Is depression a mental health issue?

I have often been faced with the question when in discussion with depressed individuals as to whether they are mentally ill. I find this difficult to answer as even the expression mentally ill is, to me, loaded and presupposes a psychological state that is somehow false or wrong and one that needs to be cured. Often mental illness is defined by behaviour that somehow is at variance with a considered norm. People have be incarcerated or even worse – think of the witch burnings – when they present opinions and actions that don’t fit in with the rest of society. Are they ill or different?

There are of course, degrees of depression. When one looks at the world it is easy to be depressed or anxious about what we see. This is however understandable as a glance at the news will confirm. But what about a depression that does not have an apparent cause?

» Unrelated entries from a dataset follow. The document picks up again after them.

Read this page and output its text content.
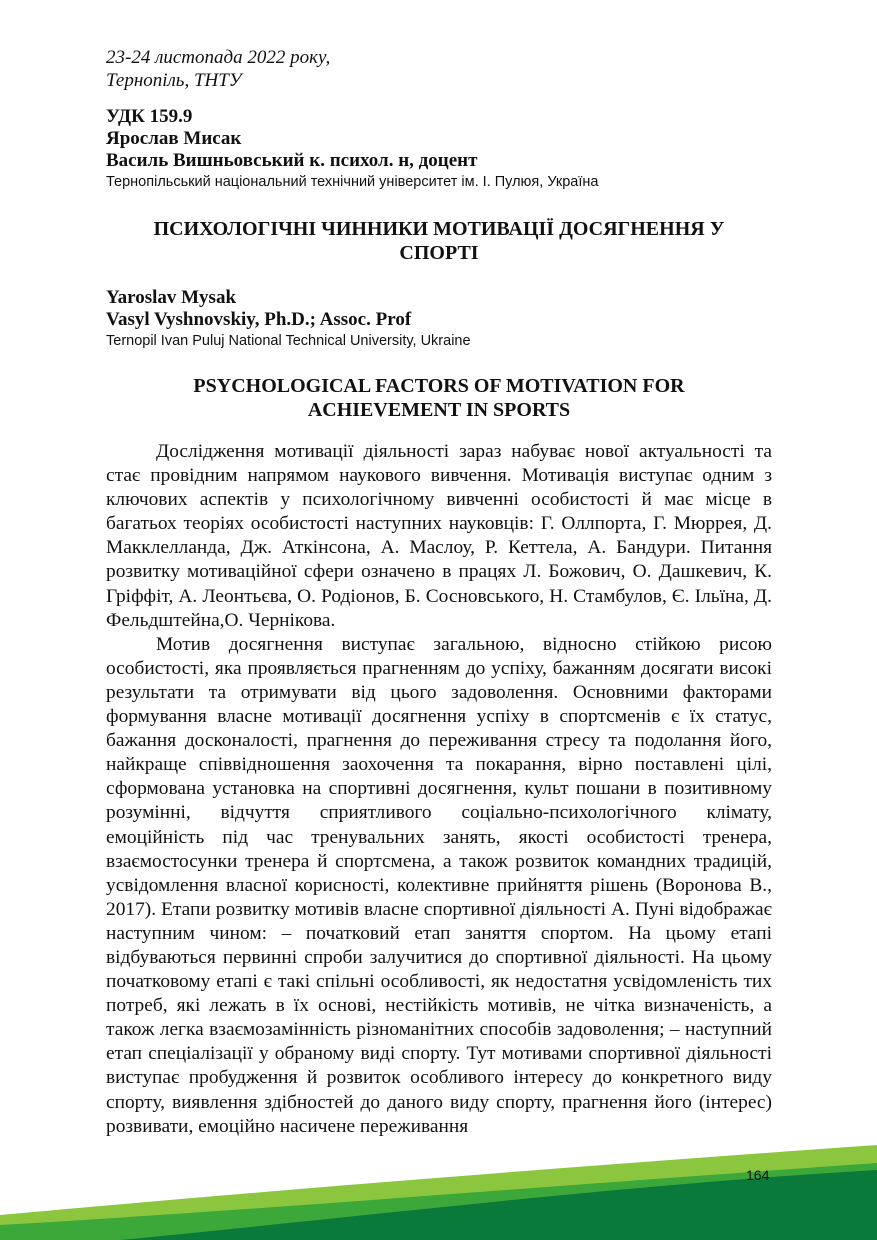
23-24 листопада 2022 року,
Тернопіль, ТНТУ
УДК 159.9
Ярослав Мисак
Василь Вишньовський к. психол. н, доцент
Тернопільський національний технічний університет ім. І. Пулюя, Україна
ПСИХОЛОГІЧНІ ЧИННИКИ МОТИВАЦІЇ ДОСЯГНЕННЯ У
СПОРТІ
Yaroslav Mysak
Vasyl Vyshnovskiy, Ph.D.; Assoc. Prof
Ternopil Ivan Puluj National Technical University, Ukraine
PSYCHOLOGICAL FACTORS OF MOTIVATION FOR
ACHIEVEMENT IN SPORTS

Дослідження мотивації діяльності зараз набуває нової актуальності та стає провідним напрямом наукового вивчення. Мотивація виступає одним з ключових аспектів у психологічному вивченні особистості й має місце в багатьох теоріях особистості наступних науковців: Г. Оллпорта, Г. Мюррея, Д. Макклелланда, Дж. Аткінсона, А. Маслоу, Р. Кеттела, А. Бандури. Питання розвитку мотиваційної сфери означено в працях Л. Божович, О. Дашкевич, К. Гріффіт, А. Леонтьєва, О. Родіонов, Б. Сосновського, Н. Стамбулов, Є. Ільїна, Д. Фельдштейна,О. Чернікова.

Мотив досягнення виступає загальною, відносно стійкою рисою особистості, яка проявляється прагненням до успіху, бажанням досягати високі результати та отримувати від цього задоволення. Основними факторами формування власне мотивації досягнення успіху в спортсменів є їх статус, бажання досконалості, прагнення до переживання стресу та подолання його, найкраще співвідношення заохочення та покарання, вірно поставлені цілі, сформована установка на спортивні досягнення, культ пошани в позитивному розумінні, відчуття сприятливого соціально-психологічного клімату, емоційність під час тренувальних занять, якості особистості тренера, взаємостосунки тренера й спортсмена, а також розвиток командних традицій, усвідомлення власної корисності, колективне прийняття рішень (Воронова В., 2017). Етапи розвитку мотивів власне спортивної діяльності А. Пуні відображає наступним чином: – початковий етап заняття спортом. На цьому етапі відбуваються первинні спроби залучитися до спортивної діяльності. На цьому початковому етапі є такі спільні особливості, як недостатня усвідомленість тих потреб, які лежать в їх основі, нестійкість мотивів, не чітка визначеність, а також легка взаємозамінність різноманітних способів задоволення; – наступний етап спеціалізації у обраному виді спорту. Тут мотивами спортивної діяльності виступає пробудження й розвиток особливого інтересу до конкретного виду спорту, виявлення здібностей до даного виду спорту, прагнення його (інтерес) розвивати, емоційно насичене переживання

164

A depression that comes from within and is somehow not capable of being understood. I believe that often this type of depression lies deeply buried in our unconscious. It makes its presence felt by worrying dreams, irrational thoughts and feelings. Something that is lost and cannot be mourned. To paraphrase Freud it is like a shadow falling across our consciousness.*

I believe that psychotherapy, especially longer term work (I know “he would say that wouldn’t he”) can enable people to bring deep seated buried and repressed fears into the safe container of a psychotherapy session where they can be recognised and be given a space.

*Try the original “Thus the shadow of the object fell upon the ego” (Mourning and Melancholia, 1917).